The Spillers and Bakers “Pilot” biscuit survived the sinking of the Titanic in 1912 in which around 1,500 people died.

It was part of a survival kit stored within one of the ill-fated ocean liner’s lifeboats and was kept as a souvenir.

It will now go under the hammer at Henry Aldridge & Son auctioneers in Devizes, Wiltshire on October 24 and is estimated to sell for between £8,000 (€10,885) and £10,000 (€13,600).

The biscuit was kept by James Fenwick, a passenger onboard the SS Carpathia which went to the aid of survivors from the ship.

He put the sweet snack in a Kodak photographic envelope complete with the original note, which stated “Pilot biscuit from Titanic lifeboat April 1912”.

“It is the world’s most valuable biscuit,” auctioneer Andrew Aldridge said.

“We don’t know which lifeboat the biscuit came from but there are no other Titanic lifeboat biscuits in existence to my knowledge.
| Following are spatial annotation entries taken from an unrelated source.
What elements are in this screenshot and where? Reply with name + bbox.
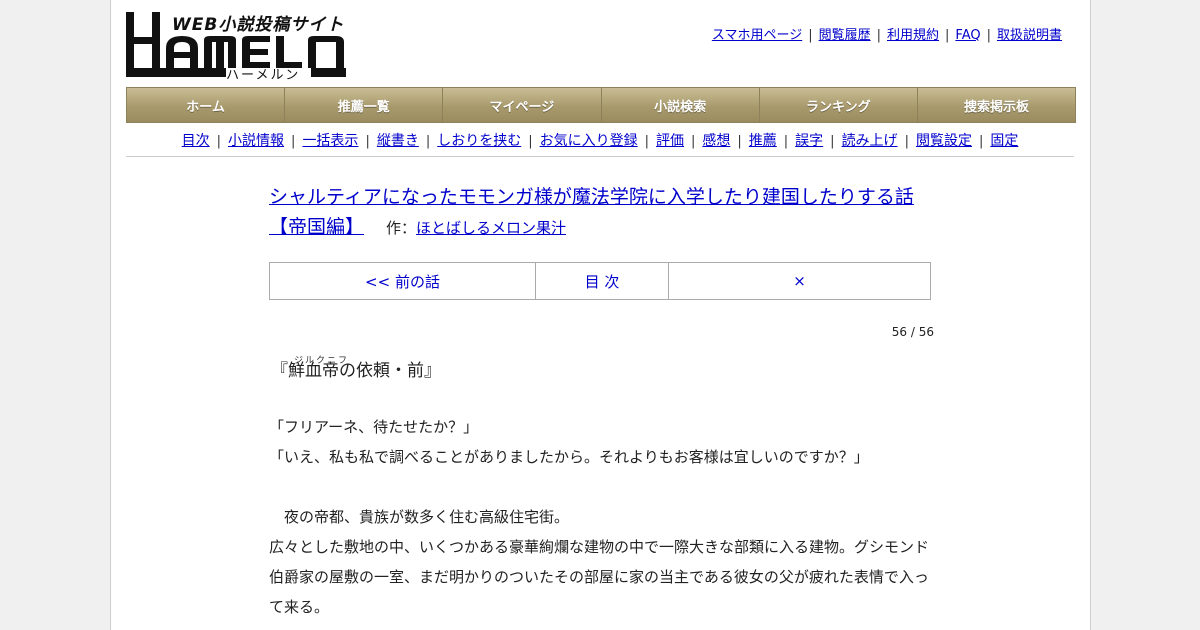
toplink-faq[interactable]: FAQ	[955, 28, 980, 43]
chapter-title-ruby-base: ジルクニフ 鮮血帝	[288, 356, 347, 381]
logo-subtitle: WEB小説投稿サイト	[172, 15, 345, 35]
subnav-view-settings[interactable]: 閲覧設定	[916, 133, 972, 149]
close-button[interactable]: ×	[669, 263, 930, 299]
body-line: 夜の帝都、貴族が数多く住む高級住宅街。	[269, 508, 570, 526]
subnav-novel-info[interactable]: 小説情報	[228, 133, 284, 149]
novel-heading: シャルティアになったモモンガ様が魔法学院に入学したり建国したりする話【帝国編】作…	[269, 182, 929, 243]
top-links: スマホ用ページ | 閲覧履歴 | 利用規約 | FAQ | 取扱説明書	[711, 28, 1062, 43]
gnav-search[interactable]: 小説検索	[601, 88, 760, 122]
page-number: 56 / 56	[891, 325, 934, 339]
gnav-board[interactable]: 捜索掲示板	[917, 88, 1076, 122]
subnav-bookmark[interactable]: しおりを挟む	[437, 133, 521, 149]
hameln-logo[interactable]: WEB小説投稿サイト ハーメルン	[126, 10, 346, 83]
global-nav: ホーム 推薦一覧 マイページ 小説検索 ランキング 捜索掲示板	[126, 87, 1076, 123]
gnav-mypage[interactable]: マイページ	[443, 88, 602, 122]
body-line: 広々とした敷地の中、いくつかある豪華絢爛な建物の中で一際大きな部類に入る建物。グ…	[269, 538, 930, 616]
logo-kana: ハーメルン	[226, 68, 301, 83]
body-line: 「フリアーネ、待たせたか？」	[269, 418, 479, 436]
subnav-recommend[interactable]: 推薦	[749, 133, 777, 149]
subnav-favorite[interactable]: お気に入り登録	[540, 133, 638, 149]
chapter-title: 『ジルクニフ 鮮血帝の依頼・前』	[271, 344, 441, 381]
divider	[126, 156, 1074, 157]
toplink-terms[interactable]: 利用規約	[887, 28, 939, 43]
toplink-history[interactable]: 閲覧履歴	[819, 28, 871, 43]
author-prefix: 作：	[386, 219, 417, 237]
body-line: 「いえ、私も私で調べることがありましたから。それよりもお客様は宜しいのですか？」	[269, 448, 869, 466]
toplink-smartphone[interactable]: スマホ用ページ	[712, 28, 802, 43]
subnav-vertical[interactable]: 縦書き	[377, 133, 419, 149]
chapter-body: 「フリアーネ、待たせたか？」 「いえ、私も私で調べることがありましたから。それよ…	[269, 412, 939, 622]
subnav-typo[interactable]: 誤字	[795, 133, 823, 149]
subnav-rate[interactable]: 評価	[656, 133, 684, 149]
subnav-pin[interactable]: 固定	[990, 133, 1018, 149]
toplink-manual[interactable]: 取扱説明書	[997, 28, 1062, 43]
gnav-ranking[interactable]: ランキング	[759, 88, 918, 122]
toc-button[interactable]: 目 次	[536, 263, 669, 299]
subnav-review[interactable]: 感想	[702, 133, 730, 149]
author-line: 作：ほとばしるメロン果汁	[386, 219, 566, 237]
novel-subnav: 目次 | 小説情報 | 一括表示 | 縦書き | しおりを挟む | お気に入り登録 | 評価 | 感想 | 推薦…	[181, 133, 1019, 149]
page-container: WEB小説投稿サイト ハーメルン スマホ用ページ | 閲覧履歴 | 利用規約 | FAQ | 取…	[110, 0, 1091, 630]
subnav-read-aloud[interactable]: 読み上げ	[842, 133, 898, 149]
prev-chapter-button[interactable]: << 前の話	[270, 263, 536, 299]
gnav-home[interactable]: ホーム	[127, 88, 286, 122]
gnav-recommendations[interactable]: 推薦一覧	[285, 88, 444, 122]
author-link[interactable]: ほとばしるメロン果汁	[416, 219, 566, 237]
chapter-title-ruby: ジルクニフ	[294, 356, 350, 366]
subnav-show-all[interactable]: 一括表示	[302, 133, 358, 149]
subnav-toc[interactable]: 目次	[182, 133, 210, 149]
chapter-nav: << 前の話 目 次 ×	[269, 262, 931, 300]
novel-title-link[interactable]: シャルティアになったモモンガ様が魔法学院に入学したり建国したりする話【帝国編】	[269, 186, 914, 238]
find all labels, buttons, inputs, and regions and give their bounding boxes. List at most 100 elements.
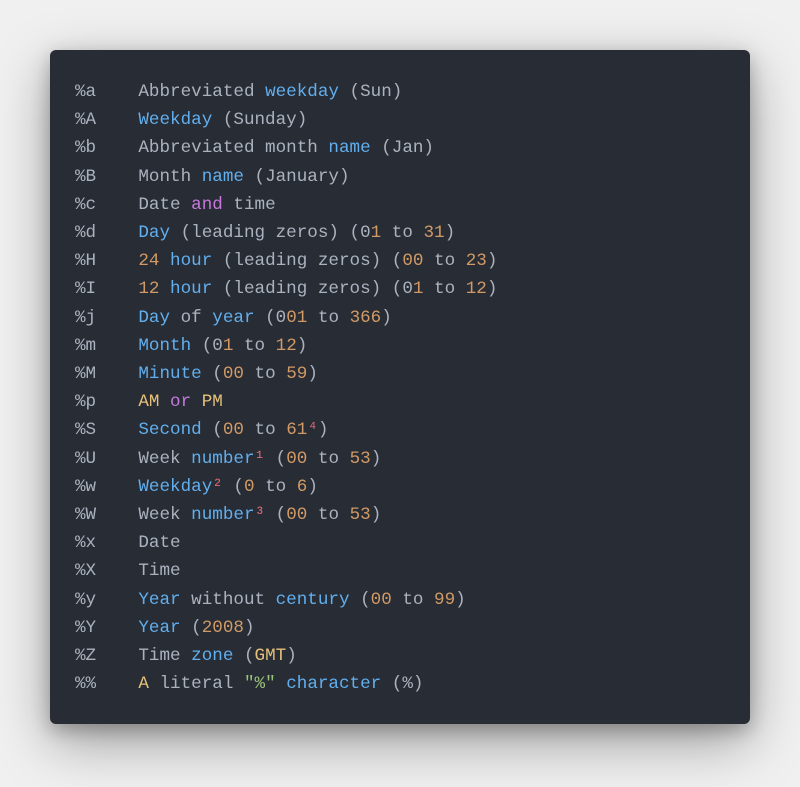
desc-token: 0	[360, 223, 371, 243]
desc-token: )	[297, 336, 308, 356]
desc-token: Year	[138, 618, 180, 638]
desc-token: to	[307, 505, 349, 525]
desc-token: 00	[286, 505, 307, 525]
desc-token: (leading zeros) (	[170, 223, 360, 243]
strftime-reference: %a Abbreviated weekday (Sun)%A Weekday (…	[75, 78, 725, 698]
desc-token: 00	[223, 420, 244, 440]
desc-token	[276, 674, 287, 694]
desc-token: hour	[170, 251, 212, 271]
desc-token: and	[191, 195, 223, 215]
code-line: %j Day of year (001 to 366)	[75, 304, 725, 332]
desc-token: 1	[223, 336, 234, 356]
desc-token: 31	[423, 223, 444, 243]
desc-token: Week	[138, 449, 191, 469]
desc-token: to	[244, 364, 286, 384]
desc-token: Weekday	[138, 110, 212, 130]
desc-token: 99	[434, 590, 455, 610]
desc-token: 366	[350, 308, 382, 328]
desc-token: 23	[466, 251, 487, 271]
format-code: %y	[75, 590, 96, 610]
desc-token	[159, 251, 170, 271]
desc-token: )	[286, 646, 297, 666]
code-card: %a Abbreviated weekday (Sun)%A Weekday (…	[50, 50, 750, 724]
format-code: %x	[75, 533, 96, 553]
desc-token	[159, 279, 170, 299]
desc-token: 00	[286, 449, 307, 469]
desc-token: Time	[138, 561, 180, 581]
desc-token: or	[170, 392, 191, 412]
desc-token: to	[423, 279, 465, 299]
code-line: %y Year without century (00 to 99)	[75, 586, 725, 614]
desc-token: )	[487, 279, 498, 299]
desc-token: (Sun)	[339, 82, 402, 102]
desc-token: without	[181, 590, 276, 610]
desc-token: (	[265, 505, 286, 525]
code-line: %x Date	[75, 529, 725, 557]
desc-token: (	[350, 590, 371, 610]
desc-token: A	[138, 674, 149, 694]
code-line: %B Month name (January)	[75, 163, 725, 191]
code-line: %% A literal "%" character (%)	[75, 670, 725, 698]
desc-token: 59	[286, 364, 307, 384]
desc-token: (%)	[381, 674, 423, 694]
desc-token	[159, 392, 170, 412]
desc-token: number	[191, 449, 254, 469]
format-code: %d	[75, 223, 96, 243]
format-code: %a	[75, 82, 96, 102]
code-line: %Z Time zone (GMT)	[75, 642, 725, 670]
format-code: %X	[75, 561, 96, 581]
desc-token: (	[191, 336, 212, 356]
desc-token: 1	[297, 308, 308, 328]
format-code: %H	[75, 251, 96, 271]
desc-token: 6	[297, 477, 308, 497]
code-line: %w Weekday² (0 to 6)	[75, 473, 725, 501]
desc-token: PM	[202, 392, 223, 412]
format-code: %W	[75, 505, 96, 525]
desc-token: year	[212, 308, 254, 328]
desc-token: century	[276, 590, 350, 610]
desc-token: number	[191, 505, 254, 525]
format-code: %B	[75, 167, 96, 187]
desc-token: ¹	[255, 449, 266, 469]
desc-token: (	[181, 618, 202, 638]
desc-token: Weekday	[138, 477, 212, 497]
desc-token: of	[170, 308, 212, 328]
desc-token: (Jan)	[371, 138, 434, 158]
desc-token: )	[307, 477, 318, 497]
format-code: %w	[75, 477, 96, 497]
desc-token: literal	[149, 674, 244, 694]
desc-token: Month	[138, 167, 201, 187]
desc-token: to	[233, 336, 275, 356]
desc-token: 0	[244, 477, 255, 497]
desc-token: 12	[138, 279, 159, 299]
code-line: %W Week number³ (00 to 53)	[75, 501, 725, 529]
desc-token: Minute	[138, 364, 201, 384]
desc-token: to	[392, 590, 434, 610]
desc-token: to	[423, 251, 465, 271]
desc-token: 61	[286, 420, 307, 440]
desc-token: 00	[371, 590, 392, 610]
format-code: %c	[75, 195, 96, 215]
desc-token: Date	[138, 195, 191, 215]
code-line: %b Abbreviated month name (Jan)	[75, 134, 725, 162]
desc-token: )	[487, 251, 498, 271]
desc-token: ³	[255, 505, 266, 525]
code-line: %A Weekday (Sunday)	[75, 106, 725, 134]
desc-token: 0	[276, 308, 287, 328]
code-line: %a Abbreviated weekday (Sun)	[75, 78, 725, 106]
desc-token: )	[381, 308, 392, 328]
desc-token	[191, 392, 202, 412]
code-line: %d Day (leading zeros) (01 to 31)	[75, 219, 725, 247]
format-code: %m	[75, 336, 96, 356]
desc-token: to	[307, 308, 349, 328]
code-line: %m Month (01 to 12)	[75, 332, 725, 360]
desc-token: (January)	[244, 167, 350, 187]
format-code: %S	[75, 420, 96, 440]
desc-token: )	[244, 618, 255, 638]
desc-token: (	[233, 646, 254, 666]
desc-token: ²	[212, 477, 223, 497]
desc-token: to	[244, 420, 286, 440]
desc-token: )	[371, 449, 382, 469]
desc-token: Second	[138, 420, 201, 440]
code-line: %H 24 hour (leading zeros) (00 to 23)	[75, 247, 725, 275]
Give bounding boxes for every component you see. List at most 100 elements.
“It is incredible that this biscuit has survived such a dramatic event.

“In terms of precedence, a few years ago a biscuit from one of Shackleton’s expeditions sold for about £3,000 (€4,082) and there is a biscuit from the Lusitania in an Irish museum.

“So we have put an estimate of between £8,000 and £10,000 which makes it the most valuable biscuit in the world.”